Basée sur le comic éponyme, adaptée à l’écran par son auteur (Greg Rucka), Stumptown est une des nouveautés de la chaîne ABC. Disons-le d’emblée : à en juger par le pilote, la série ne fait rien de neuf mais, dans son genre, elle le fait bien.
La première scène annonce la couleur : enfermée dans le coffre d’une voiture, Dex parvient à enfumer l’habitacle avec un extincteur ; les malfrats qui l’ont enlevée perdent le contrôle du véhicule qui se retrouve propulsé dans les airs. Mélange d’action et d’humour, la séquence introduit d’entrée de jeu son héroïne en nous la présentant comme une femme impulsive, ingénieuse, résiliente, et qui a tendance à se fourrer dans de mauvais pas… Pour les adeptes du genre, pas besoin d’autre chose pour vendre la série.
Le problème de ce premier épisode, c’est que Stumptown est contrainte de cocher toutes les cases requises par un pilote de network, en particulier lorsque son personnage principal a un lourd passé qui affecte son présent. C’est le cas ici, et l’histoire se focalise uniquement sur Dex, négligeant quelque peu les autres personnages. Après la scène d’ouverture, on revient en arrière, plusieurs heures auparavant, pour découvrir comment Dex s’est retrouvée dans cette situation, mais aussi sa personnalité, des bribes de son passé et les autres personnages qu’elle va côtoyer.
Stumptown (littéralement «la ville des souches») est l’un des surnoms donnés à Portland depuis le milieu du XIXe siècle, lorsque les habitants de la ville ont défriché le terrain pour la construire en laissant les souches des arbres. Ce titre situe donc l’action mais, d’une certaine manière, il s’applique aussi à Dex : une ancienne militaire qui ignore volontairement le syndrome de stress post-traumatique dont elle souffre et les violences psychologiques consécutives à son déploiement sur le front, qui sont pourtant les racines de son mal-être. Dex, c’est une sorte de Jessica Jones sans super pouvoirs: comme l’héroïne de Marvel, c’est une bad ass qui sait donner et encaisser des coups, et qui noie une expérience traumatisante dans l’alcool, le sexe et le travail (et le jeu, dans son cas).
Le charisme de Cobie Smulders est indéniable et la série sait en tirer parti pour nous montrer que Dex a de nombreux talents et les ressources nécessaires pour accomplir le travail dont elle est chargée, mais aussi une foule de problèmes personnels non résolus qui lui donnent un côté plus vulnérable. Au fil de ce pilote, nous faisons aussi la connaissance des autres protagonistes, notamment l’inspecteur Miles Hoffman (Michael Ealy – The Following) plus impressionné par les méthodes de Dex que sa supérieure et pas insensible à ses charmes, et Gray (Jake Johnson – New Girl) un barman ami de notre héroïne. Les relations restent à approfondir, et on ne doute pas qu’elles le seront au fil des épisodes.
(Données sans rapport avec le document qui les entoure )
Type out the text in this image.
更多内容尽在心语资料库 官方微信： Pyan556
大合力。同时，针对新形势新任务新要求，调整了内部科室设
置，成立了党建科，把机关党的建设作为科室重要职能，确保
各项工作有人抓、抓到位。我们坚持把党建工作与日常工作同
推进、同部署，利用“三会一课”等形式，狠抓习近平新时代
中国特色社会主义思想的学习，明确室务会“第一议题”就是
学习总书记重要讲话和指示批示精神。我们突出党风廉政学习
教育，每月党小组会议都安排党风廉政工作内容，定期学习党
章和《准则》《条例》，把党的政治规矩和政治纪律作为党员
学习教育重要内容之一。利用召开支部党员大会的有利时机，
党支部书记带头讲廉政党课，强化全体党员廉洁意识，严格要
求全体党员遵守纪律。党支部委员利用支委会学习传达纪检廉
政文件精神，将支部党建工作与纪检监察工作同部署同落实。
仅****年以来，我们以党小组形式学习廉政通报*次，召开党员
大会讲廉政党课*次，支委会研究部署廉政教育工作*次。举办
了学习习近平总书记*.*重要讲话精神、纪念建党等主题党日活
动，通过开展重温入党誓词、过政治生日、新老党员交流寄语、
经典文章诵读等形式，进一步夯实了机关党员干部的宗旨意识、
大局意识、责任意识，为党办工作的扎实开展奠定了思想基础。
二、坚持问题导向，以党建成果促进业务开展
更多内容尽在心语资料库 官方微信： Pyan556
Certes, c’est une introduction basique et pleine de clichés. On évoquait Jessica Jones; il est toutefois évident que Stumptown ne s’inscrit pas du tout dans le même registre. Moins sombre, moins dramatique, elle vise d’abord à être une série divertissante et accrocheuse, avec une ambiance pulp. Et le pilote est indéniablement plaisant à suivre, notamment grâce à un bon mélange de scènes d’action et d’humour. Les dialogues sont souvent drôles, et on peut y ajouter la voiture pourrie de Dex et son lecteur de cassettes (oui, de cassettes) providentiel qui, à chaque cahot de la route, démarre tout seul pour jouer une chanson qui correspond parfaitement à la scène en cours (à commencer par « Sweet Caroline ») mais en décalage avec l’ambiance.
L’inconnue réside dans la structure de la série – qui semble s’orienter vers des intrigues unitaires avec une histoire par épisode, et un léger arrière-plan feuilletonnant concernant l’évolution de son héroïne. Avec des scénarii solides et une réalisation pop et dynamique, cela peut porter ses fruits. Stumptown semble en tous cas avoir pas mal d’atouts à développer, des personnages intéressants à approfondir et la possibilité de proposer quelque chose de fun et sympathique.
Sans s’écarter des clichés du genre, Stumptown fait le job avec un pilote solide et efficace, dont le mélange d’humour et d’action peut séduire. Reste à savoir si cela suffira à moyen terme, si la série parviendra à étendre son récit tout en restant fidèle à son esprit et à son ton divertissant. Elle en a certainement le potentiel.